The International Exhibitions of the 1880s
At the Melbourne International Exhibition of 1880-81, Melbourne promoted itself as a sophisticated industrial city. Architect Joseph Reed designed the Melbourne Exhibition Building for the occasion. With its tall dome, the monumental structure was the highest building in the city. The exhibition was a product of the optimism, enthusiasm and energy of the people of Melbourne at the beginning of the ‘boom of the 1880s’.
Germany, France, Prussia, Britain, and the United States of America all sent extensive exhibits to Melbourne. The British Court featured carpets, upholstery, chemicals, hardware, paperhangings, carriages, leathergoods and weighing machines. The Americans offered agricultural machinery, barbed wire, lawnmowers, cottons and electric lights. There were exhibits of lace, furniture, manchester, tiles, and armaments, and there was always something new to see or do.

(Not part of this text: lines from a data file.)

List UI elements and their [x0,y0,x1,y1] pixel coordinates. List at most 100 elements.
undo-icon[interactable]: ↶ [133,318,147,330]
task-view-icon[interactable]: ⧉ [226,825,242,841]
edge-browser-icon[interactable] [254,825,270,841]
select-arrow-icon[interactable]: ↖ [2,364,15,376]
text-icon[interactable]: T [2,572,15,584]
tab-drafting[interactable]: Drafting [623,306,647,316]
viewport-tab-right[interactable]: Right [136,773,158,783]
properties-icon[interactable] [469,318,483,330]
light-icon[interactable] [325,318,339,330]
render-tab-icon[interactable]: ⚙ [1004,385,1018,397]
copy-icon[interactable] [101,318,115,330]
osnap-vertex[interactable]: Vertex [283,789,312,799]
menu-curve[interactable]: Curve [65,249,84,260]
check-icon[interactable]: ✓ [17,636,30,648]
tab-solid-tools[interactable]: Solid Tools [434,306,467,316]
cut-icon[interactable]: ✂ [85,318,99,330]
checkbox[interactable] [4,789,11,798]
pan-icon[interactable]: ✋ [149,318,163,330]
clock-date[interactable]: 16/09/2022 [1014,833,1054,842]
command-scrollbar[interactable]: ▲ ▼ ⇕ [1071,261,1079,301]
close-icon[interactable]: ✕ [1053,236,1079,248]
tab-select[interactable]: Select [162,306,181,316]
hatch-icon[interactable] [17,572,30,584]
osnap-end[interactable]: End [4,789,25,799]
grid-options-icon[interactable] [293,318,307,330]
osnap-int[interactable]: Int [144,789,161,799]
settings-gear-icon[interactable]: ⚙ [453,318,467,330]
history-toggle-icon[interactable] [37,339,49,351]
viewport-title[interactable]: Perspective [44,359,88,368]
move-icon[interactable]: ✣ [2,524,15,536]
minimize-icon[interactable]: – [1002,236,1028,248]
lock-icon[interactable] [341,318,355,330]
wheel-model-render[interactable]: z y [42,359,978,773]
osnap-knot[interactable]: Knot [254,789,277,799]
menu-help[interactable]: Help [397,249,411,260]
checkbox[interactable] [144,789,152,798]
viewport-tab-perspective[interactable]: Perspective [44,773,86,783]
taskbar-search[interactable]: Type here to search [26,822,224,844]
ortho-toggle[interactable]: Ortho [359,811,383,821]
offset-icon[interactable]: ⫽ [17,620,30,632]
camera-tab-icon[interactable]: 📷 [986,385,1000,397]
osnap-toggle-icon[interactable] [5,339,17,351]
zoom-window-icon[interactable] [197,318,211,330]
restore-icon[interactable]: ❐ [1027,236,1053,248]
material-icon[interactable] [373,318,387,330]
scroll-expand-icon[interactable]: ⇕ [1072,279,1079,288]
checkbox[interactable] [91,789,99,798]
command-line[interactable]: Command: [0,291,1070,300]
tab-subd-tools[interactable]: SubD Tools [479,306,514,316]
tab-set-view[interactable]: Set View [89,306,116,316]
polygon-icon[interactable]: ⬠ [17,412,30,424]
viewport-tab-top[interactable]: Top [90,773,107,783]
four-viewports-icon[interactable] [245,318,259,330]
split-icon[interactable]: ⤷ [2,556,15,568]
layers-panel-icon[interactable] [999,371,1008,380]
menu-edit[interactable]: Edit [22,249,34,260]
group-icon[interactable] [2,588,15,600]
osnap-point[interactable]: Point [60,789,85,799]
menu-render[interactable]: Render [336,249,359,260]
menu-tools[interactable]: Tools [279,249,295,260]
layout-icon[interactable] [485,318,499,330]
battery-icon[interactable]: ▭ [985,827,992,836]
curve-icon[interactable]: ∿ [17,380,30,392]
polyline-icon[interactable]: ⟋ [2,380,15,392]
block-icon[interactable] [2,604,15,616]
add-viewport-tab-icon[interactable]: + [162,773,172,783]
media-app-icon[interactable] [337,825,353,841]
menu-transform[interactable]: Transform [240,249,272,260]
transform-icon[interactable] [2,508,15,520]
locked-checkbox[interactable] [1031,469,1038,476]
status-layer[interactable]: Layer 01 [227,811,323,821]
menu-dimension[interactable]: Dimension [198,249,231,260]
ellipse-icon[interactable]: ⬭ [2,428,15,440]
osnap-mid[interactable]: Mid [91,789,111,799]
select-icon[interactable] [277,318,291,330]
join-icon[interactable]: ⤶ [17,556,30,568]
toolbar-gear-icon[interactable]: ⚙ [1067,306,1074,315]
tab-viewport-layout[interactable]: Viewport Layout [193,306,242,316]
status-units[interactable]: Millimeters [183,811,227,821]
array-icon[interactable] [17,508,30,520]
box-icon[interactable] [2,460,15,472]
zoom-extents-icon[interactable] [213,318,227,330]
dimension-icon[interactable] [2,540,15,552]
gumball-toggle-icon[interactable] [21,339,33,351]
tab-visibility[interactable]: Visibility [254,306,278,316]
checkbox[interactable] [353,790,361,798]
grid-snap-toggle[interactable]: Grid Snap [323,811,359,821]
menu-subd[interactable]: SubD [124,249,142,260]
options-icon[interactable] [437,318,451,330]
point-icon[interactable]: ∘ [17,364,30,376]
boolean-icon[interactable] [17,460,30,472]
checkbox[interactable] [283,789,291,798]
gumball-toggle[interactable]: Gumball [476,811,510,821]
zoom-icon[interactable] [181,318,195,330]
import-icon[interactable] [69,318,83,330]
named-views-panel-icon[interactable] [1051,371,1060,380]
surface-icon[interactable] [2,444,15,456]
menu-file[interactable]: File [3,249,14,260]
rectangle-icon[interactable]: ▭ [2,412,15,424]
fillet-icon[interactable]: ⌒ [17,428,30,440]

The largest display came from the colony of Victoria. An extensive collection of heavy locomotives from the Phoenix Foundry of Ballarat and a heavy freight engine from the Victorian Railway Workshops demonstrated the colony’s industrial manufacturing capacity. There were displays of Victorian wine, and a huge shape representing the amount of Victorian gold mined since 1851. There were artworks, craft displays, and a Fern Gully complete with a flowing fountain made in France. Over 1.3 million visits were made to the Exhibition.
Displays from New South Wales at the 1880 Exhibition.
Photographer: Ludovico Hart / Source: Museum Victoria
The Centennial Exhibition of 1888 was even larger than the earlier one. Temporary annexes filled the gardens to the north of the Exhibition Building, and nearly 40 countries sent exhibits. There was a working dairy, a large quartz-crushing stamper battery, displays of schoolrooms and curriculum materials from throughout the world, paintings and sculpture from Europe and Australia, and an extensive musical programme. There were about two million visits to this exhibition.
The Exhibitions and Museum Victoria
Some exhibits from these exhibitions were acquired by the Industrial and Technological Museum, and are now part of Museum Victoria’s collections. They are an eclectic lot: model boats from the Straits Settlement, Minton tiles for home decoration, bars made from pig iron and steel, mineral specimens and samples of rice, rubber, sago and timber …. Later curators have continued to acquire objects that were first displayed in a Melbourne exhibition, and some of these are on display in ‘Windows on Victoria’ in the Australia Gallery.